Hamster challenge study results suggests the oral COVID-19 vaccine induces a robust immune response, protecting the animals from infection.

Black and red capsules in a pile with top one labelled 'COVID-19' in white writing - idea of a tablet/pill COVVID-19 vaccine

Vaxart Inc., a clinical-stage biotechnology company developing vaccine tablets, has announced that its oral COVID-19 vaccine candidate potently induced an antibody response and significantly reduced the lung viral load in a hamster challenge study.

The enterprise added that two doses of the recombinant adenoviral oral vaccine protected the hamsters from intranasal challenge as well as intranasal vaccination. Indicators of this were:

  • no systemic weight loss, compared to nine percent total loss in unvaccinated animals
  • minimal change in lung weight, the weight of the lungs in unvaccinated hamsters was over two times that of the ones receiving the oral vaccine
  • significant reduction in lung viral load (four or five log less) in hamsters that received two oral vaccine doses, as compared to non-vaccinated animals; and
  • serum IgG antibody titers above 10,000 in hamsters that received two oral vaccine doses.

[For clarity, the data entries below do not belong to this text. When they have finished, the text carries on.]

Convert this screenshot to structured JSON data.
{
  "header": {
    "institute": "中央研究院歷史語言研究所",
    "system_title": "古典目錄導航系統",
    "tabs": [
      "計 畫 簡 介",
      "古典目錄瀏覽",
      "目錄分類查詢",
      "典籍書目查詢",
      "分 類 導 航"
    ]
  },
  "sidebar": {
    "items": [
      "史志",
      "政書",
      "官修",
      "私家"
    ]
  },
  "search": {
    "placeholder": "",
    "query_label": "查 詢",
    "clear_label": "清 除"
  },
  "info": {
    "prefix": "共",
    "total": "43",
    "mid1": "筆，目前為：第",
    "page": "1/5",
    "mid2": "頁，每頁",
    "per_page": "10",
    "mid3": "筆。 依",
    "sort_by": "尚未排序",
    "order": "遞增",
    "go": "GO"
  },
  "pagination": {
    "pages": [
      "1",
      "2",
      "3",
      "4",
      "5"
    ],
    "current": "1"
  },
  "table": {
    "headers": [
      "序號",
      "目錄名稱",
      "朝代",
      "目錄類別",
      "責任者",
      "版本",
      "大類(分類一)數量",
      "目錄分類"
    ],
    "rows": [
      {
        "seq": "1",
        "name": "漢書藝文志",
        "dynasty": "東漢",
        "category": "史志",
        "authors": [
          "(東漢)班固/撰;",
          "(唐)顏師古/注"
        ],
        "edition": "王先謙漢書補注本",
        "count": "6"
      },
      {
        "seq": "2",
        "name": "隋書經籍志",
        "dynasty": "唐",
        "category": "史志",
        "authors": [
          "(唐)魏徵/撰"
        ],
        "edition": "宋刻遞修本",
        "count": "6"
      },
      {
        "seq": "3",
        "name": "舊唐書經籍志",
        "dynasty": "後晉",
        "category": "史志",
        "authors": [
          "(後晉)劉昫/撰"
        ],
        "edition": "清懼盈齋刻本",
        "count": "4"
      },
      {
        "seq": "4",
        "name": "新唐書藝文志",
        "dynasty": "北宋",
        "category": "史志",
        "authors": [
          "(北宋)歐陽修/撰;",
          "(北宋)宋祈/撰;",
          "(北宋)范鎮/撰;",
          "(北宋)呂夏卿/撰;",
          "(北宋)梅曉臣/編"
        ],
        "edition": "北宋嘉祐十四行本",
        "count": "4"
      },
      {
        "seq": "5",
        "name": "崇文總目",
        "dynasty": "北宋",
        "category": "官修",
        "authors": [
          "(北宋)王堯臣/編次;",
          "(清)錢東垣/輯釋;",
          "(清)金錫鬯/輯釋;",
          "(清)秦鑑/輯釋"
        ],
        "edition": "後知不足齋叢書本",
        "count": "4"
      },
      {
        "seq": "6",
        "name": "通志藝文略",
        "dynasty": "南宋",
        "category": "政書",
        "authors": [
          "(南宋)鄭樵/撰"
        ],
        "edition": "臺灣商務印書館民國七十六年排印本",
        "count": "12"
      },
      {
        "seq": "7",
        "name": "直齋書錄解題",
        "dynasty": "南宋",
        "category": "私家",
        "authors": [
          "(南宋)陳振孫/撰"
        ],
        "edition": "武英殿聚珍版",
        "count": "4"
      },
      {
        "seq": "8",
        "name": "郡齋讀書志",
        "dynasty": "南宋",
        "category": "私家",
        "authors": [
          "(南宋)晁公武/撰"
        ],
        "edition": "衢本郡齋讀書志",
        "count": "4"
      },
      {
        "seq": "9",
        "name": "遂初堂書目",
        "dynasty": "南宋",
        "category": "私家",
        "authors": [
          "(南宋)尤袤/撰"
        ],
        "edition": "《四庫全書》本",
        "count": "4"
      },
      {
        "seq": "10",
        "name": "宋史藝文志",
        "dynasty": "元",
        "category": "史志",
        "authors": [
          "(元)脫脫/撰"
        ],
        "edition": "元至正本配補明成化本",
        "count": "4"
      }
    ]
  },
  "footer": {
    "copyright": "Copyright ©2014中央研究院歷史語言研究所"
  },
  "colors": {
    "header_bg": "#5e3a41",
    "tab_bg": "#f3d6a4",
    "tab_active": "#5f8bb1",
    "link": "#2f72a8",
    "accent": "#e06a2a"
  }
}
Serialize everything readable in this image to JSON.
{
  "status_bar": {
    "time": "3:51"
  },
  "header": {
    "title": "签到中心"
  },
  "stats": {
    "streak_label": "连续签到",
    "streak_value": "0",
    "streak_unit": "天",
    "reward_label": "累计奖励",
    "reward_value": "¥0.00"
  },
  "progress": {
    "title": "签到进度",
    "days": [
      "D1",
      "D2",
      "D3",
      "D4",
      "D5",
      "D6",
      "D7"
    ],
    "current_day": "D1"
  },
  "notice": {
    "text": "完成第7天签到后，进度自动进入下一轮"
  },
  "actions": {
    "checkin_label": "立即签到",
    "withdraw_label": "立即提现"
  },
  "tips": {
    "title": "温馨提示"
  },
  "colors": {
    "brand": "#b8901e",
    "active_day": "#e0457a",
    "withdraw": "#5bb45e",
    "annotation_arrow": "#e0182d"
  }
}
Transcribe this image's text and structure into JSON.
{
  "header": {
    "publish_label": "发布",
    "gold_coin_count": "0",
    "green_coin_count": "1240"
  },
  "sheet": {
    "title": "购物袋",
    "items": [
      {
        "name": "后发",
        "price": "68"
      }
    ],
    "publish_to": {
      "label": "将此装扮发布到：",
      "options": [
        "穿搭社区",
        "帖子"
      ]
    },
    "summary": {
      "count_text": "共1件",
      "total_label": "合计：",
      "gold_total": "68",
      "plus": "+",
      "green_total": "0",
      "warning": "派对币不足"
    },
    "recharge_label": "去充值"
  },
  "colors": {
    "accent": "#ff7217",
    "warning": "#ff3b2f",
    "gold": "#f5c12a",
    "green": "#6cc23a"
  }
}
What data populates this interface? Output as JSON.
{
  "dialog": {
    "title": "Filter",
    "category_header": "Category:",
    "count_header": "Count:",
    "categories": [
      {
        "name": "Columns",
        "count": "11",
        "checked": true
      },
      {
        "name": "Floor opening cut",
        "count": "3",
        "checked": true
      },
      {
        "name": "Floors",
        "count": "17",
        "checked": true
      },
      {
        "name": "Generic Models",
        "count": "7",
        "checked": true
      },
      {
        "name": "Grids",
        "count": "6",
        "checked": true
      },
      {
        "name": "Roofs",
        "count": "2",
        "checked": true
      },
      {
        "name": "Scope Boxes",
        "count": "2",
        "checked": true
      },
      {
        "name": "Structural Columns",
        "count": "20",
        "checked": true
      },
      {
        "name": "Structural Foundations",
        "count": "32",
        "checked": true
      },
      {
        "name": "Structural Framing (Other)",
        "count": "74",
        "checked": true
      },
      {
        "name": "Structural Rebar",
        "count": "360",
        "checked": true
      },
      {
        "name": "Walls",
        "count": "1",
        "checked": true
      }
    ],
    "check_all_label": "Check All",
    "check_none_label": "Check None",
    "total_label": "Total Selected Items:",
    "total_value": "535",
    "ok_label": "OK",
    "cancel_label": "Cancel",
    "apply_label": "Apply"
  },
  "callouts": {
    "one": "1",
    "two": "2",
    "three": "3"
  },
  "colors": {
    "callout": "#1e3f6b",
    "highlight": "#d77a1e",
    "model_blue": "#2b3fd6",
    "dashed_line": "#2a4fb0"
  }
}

“These additional data provide further evidence supporting the efficacy potential of our oral COVID-19 vaccine candidate,” said Andrei Floroiu, chief executive officer of Vaxart. “In addition, we believe that our room-temperature-stable oral tablet vaccine would be a more convenient, more practical solution to the COVID-19 pandemic as compared to cold-chain dependent injectable vaccines.”

The company said that the hamsters in the study were vaccinated at zero and four weeks, then challenged with SARS-CoV-2 at week eight. According to the researchers, hamsters are considered an excellent model for assessing COVID-19 infection for several reasons: they can be infected intranasally; if infected, they demonstrate clinical symptoms such as weight loss, labored breathing and ruffled fur; and can also develop lung damage similar to that seen in humans, including lung inflammation.